Tuesday, May 19, 2009

Bastiat and The Law

I read The Law by Frederick Bastiat after hearing Walter Williams, an economist at George Mason University, quote from it while guest hosting the Limbaugh Program. The thesis of this panthlet sized treatise is that socialism perverts law from its proper purpose of protecting the rights of man to plundering wealth. The Law is well written and easy to comprehend. It is fairly unique in that it attacks socialism from that standpoint that it is a perversion of the law. It traces how laws are used to rob citizens of their rightful income. What I find particularly effective about the book is Bastiat's talent of extrapolating the logical consequences of socialist policies and following them to their absurd conclusions, thus bending them back on themselves.

Below, I have typed out passages that I underlined because I found they succictly illustrated an important point.

On Legal Plunder...
But how is legal plunder to be identified? Quite simply. See if the law takes from some persons what belongs to them, and gives it away to other persons to whom it does not belong.

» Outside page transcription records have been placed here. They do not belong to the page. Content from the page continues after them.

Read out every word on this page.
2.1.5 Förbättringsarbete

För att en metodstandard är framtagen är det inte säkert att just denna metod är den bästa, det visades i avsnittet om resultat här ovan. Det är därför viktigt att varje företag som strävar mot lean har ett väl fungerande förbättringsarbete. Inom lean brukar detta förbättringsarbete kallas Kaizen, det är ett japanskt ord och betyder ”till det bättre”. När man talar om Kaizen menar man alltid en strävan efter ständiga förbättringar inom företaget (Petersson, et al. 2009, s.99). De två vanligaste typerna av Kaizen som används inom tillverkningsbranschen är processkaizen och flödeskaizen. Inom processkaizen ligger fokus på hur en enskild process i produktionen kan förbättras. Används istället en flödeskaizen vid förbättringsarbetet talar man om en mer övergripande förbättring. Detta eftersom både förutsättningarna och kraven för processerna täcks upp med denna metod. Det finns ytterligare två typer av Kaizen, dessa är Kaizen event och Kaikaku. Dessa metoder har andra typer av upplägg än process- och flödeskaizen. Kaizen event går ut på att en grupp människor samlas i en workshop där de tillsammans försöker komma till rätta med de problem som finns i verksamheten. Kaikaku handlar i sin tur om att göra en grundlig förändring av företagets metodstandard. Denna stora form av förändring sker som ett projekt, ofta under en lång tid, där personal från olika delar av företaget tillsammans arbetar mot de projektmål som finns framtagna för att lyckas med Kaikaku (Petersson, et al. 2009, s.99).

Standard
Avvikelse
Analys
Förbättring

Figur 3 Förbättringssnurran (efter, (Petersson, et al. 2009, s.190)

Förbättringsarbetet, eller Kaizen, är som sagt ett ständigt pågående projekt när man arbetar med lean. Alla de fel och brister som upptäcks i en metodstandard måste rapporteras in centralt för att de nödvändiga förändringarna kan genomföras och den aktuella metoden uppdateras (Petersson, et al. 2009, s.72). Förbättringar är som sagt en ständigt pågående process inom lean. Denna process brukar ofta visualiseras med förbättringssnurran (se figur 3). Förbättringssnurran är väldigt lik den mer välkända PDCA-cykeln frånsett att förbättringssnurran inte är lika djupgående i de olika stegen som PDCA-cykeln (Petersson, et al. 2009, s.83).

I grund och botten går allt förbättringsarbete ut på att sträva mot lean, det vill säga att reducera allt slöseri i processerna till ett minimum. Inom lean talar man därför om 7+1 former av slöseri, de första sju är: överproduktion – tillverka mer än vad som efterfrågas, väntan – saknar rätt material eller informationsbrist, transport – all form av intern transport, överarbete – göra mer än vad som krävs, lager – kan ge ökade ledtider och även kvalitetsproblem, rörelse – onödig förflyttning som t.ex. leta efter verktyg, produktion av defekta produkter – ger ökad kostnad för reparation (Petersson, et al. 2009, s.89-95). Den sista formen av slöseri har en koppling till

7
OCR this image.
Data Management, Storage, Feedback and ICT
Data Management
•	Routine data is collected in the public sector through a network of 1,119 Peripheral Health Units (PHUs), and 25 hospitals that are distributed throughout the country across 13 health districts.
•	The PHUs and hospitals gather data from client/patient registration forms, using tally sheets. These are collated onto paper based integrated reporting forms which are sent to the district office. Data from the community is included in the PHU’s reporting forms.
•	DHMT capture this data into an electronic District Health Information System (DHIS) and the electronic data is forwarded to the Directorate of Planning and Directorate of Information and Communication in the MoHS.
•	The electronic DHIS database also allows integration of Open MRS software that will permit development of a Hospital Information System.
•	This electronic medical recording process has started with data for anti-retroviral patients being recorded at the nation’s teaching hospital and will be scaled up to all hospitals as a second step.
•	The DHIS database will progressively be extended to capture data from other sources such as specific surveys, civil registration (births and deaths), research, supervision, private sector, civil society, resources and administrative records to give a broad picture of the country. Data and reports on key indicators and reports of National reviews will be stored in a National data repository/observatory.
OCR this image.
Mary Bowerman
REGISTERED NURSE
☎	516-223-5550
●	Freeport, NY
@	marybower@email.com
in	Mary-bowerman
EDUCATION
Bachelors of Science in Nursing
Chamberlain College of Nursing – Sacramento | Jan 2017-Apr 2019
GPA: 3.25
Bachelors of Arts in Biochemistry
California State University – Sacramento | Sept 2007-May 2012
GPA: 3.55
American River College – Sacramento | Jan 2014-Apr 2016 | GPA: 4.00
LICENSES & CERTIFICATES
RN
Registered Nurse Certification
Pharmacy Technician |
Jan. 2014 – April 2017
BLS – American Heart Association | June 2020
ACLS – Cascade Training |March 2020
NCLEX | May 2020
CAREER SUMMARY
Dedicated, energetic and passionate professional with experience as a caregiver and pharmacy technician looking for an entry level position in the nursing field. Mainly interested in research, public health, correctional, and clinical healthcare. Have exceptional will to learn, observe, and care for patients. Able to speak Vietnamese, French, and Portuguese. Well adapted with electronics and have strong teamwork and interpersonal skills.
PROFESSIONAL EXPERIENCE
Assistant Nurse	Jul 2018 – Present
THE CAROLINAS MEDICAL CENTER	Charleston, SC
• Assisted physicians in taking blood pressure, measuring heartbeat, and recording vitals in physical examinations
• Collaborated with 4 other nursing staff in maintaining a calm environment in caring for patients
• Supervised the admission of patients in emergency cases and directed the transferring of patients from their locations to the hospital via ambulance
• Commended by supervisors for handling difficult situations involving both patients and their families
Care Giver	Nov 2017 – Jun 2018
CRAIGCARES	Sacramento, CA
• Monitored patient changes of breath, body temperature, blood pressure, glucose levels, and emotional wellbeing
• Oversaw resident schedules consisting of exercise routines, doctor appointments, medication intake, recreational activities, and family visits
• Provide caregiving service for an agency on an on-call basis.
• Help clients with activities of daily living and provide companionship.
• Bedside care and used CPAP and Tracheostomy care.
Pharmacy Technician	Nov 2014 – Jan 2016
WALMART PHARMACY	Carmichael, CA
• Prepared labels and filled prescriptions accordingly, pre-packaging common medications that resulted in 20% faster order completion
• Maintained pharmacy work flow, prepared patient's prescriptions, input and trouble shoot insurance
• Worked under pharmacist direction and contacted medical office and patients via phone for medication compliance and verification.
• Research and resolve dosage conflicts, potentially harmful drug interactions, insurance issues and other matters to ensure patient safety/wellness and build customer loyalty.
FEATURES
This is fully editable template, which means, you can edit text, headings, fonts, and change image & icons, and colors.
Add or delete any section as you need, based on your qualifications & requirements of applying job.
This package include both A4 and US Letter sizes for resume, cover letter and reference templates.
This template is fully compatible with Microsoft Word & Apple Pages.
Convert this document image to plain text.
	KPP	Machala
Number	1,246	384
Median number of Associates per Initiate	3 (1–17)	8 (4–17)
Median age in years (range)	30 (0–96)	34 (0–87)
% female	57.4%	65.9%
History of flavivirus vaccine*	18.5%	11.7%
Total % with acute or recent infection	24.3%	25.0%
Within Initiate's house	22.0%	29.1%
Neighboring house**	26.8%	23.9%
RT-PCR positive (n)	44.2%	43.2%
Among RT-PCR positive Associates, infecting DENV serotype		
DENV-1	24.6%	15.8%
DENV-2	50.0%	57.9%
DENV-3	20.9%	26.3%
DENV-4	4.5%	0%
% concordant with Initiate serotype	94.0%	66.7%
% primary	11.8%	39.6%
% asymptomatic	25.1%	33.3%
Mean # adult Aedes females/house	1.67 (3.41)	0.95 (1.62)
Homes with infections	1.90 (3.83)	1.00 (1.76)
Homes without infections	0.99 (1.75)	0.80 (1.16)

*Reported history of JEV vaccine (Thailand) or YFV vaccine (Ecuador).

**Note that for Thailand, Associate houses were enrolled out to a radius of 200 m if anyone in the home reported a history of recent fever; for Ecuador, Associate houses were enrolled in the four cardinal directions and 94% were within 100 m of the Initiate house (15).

See if the law benefits one citizen at the expense of another by doing what the citizen himself cannot do without committing a crime

The present day delusion is an attempt to enrich everyone at the expense of everyone else; to make plunder universal under the pretense of organizing it.
I like the phrase that points out that socialism is an attempt to enrich everyone at the expense of everyone else. It illustrates the absurdity of the socialist claim. I like to joke, that here in California where I currently live, that the state is going to tax us into prosperity.

Socialism is legal plunder...
Socialists desire to practice legal plunder, not illegal plunder. Socialists, like all other monopolists, desire to make the law their own weapon.
The humanitarian in thought is the terrorist in action...
It must be admitted that the tendency of the human race toward liberty is largely thwarted...This is greatly due to a fatal desire - learned from the teachings of antiquity - that our writers on public affairs have in common: They desire to set themselves above mankind in order to arrange, organize, and regulate it according to their fancy...

They think only of subjecting mankind to the philanthropic tyranny of their own social inventions. Like Rousseau, they desire to force mankind docilely to bear this yoke of the public welfare that they have dreamed up in their own imaginations.
This bit makes me think of the Green movement, and how the members of it want to impose on the rest of us a lifestyle and set of ethics they have arbitrarily made up. Cars a bad. Hybrids cars are good. Organic is good. Cheap is bad. Higher priced gasoline is good. Higher priced energy is good. Eating cold food is good because it uses less energy. It goes on and on and on. The commonality of all of this is that it flies in the face of what most human beings want, which is goods that are more affordable that make lives easier and more pleasant.

This next quote may not make a lot of sense taken out of the lead in to it, but it makes sense to me...
The strange phenomenon of our times - one, which will probably astound out descendants - is the doctrine based on this triple hypothesis: the total inertness of mankind, the omnipotence of the law, and the infallibility of the legislator. These three ideas form the sacred symbol of those who proclaim themselves totally democratic.
Here, he is attacking the idea that mankind does not have an inherent nature, that it is like soft clay in the hands of a sculptor. The fact of the matter is that humans do have an inherent nature that cannot be changed. Every individual has his own thoughts, wishes, goals, likes, and dislikes, and we are not particles waiting to be organized by some enlightened ruler. Related to this is that socialists implicitly assume that the government, or those who run it are infallible. Obviously, this is not the case, but socialism does rest on this tenant.